The Replacement | страница 14



My mother moves cutlery around like she’s playing chess. Sometimes, she throws it out. Anything that can’t be plastic or ceramic is aluminum. Anything that isn’t aluminum, she hides.

He opened the cupboard, sorting through the pile of knives and stainless steel flatware, and took the paring knife back to the counter.

I watched his back as he sliced the apple. His shoulders were tight. He smelled like aftershave and this tense, sharp smell he gets when he’s stressed out.

“I was thinking,” he said without turning around. “Missy Brandt mentioned that it might be nice to have someone come in and help with the preschool class once in a while.

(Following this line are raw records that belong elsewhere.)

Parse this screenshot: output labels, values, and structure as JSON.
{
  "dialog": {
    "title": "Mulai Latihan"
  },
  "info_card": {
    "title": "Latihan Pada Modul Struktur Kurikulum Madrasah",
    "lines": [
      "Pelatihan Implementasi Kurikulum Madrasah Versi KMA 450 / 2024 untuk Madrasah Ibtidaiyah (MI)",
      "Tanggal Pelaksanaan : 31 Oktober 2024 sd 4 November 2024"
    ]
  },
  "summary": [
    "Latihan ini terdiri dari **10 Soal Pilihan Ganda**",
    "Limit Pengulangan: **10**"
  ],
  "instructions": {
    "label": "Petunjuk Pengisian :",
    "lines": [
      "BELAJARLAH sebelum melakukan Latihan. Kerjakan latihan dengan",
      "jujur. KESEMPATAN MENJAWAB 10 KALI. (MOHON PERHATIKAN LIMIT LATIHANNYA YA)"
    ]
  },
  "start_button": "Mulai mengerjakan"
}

Is that something you’d be interested in?”

I had a feeling that Missy hadn’t mentioned it, that this was something he’d come up with on his own, and of course she’d said yes because what else can someone say when the minister asks you to babysit his sideshow of a son?

When I didn’t answer, he glanced over his shoulder. “Is something wrong? I thought it might be a good solution. This way, you have an official place in the congregation.”

I dug my fingernails into my palms and tried to get my voice under control. “It’s just so . . . messed up.”

“Well, it might take you a few weeks to get used to being around little kids, but I think you’ll do fine if you just give it a chance.” He sighed, shaking his head. “That’s the trouble with you and your mother. Both of you, you take a situation and start inventing obstacles right away. You never just give things a chance to get better.”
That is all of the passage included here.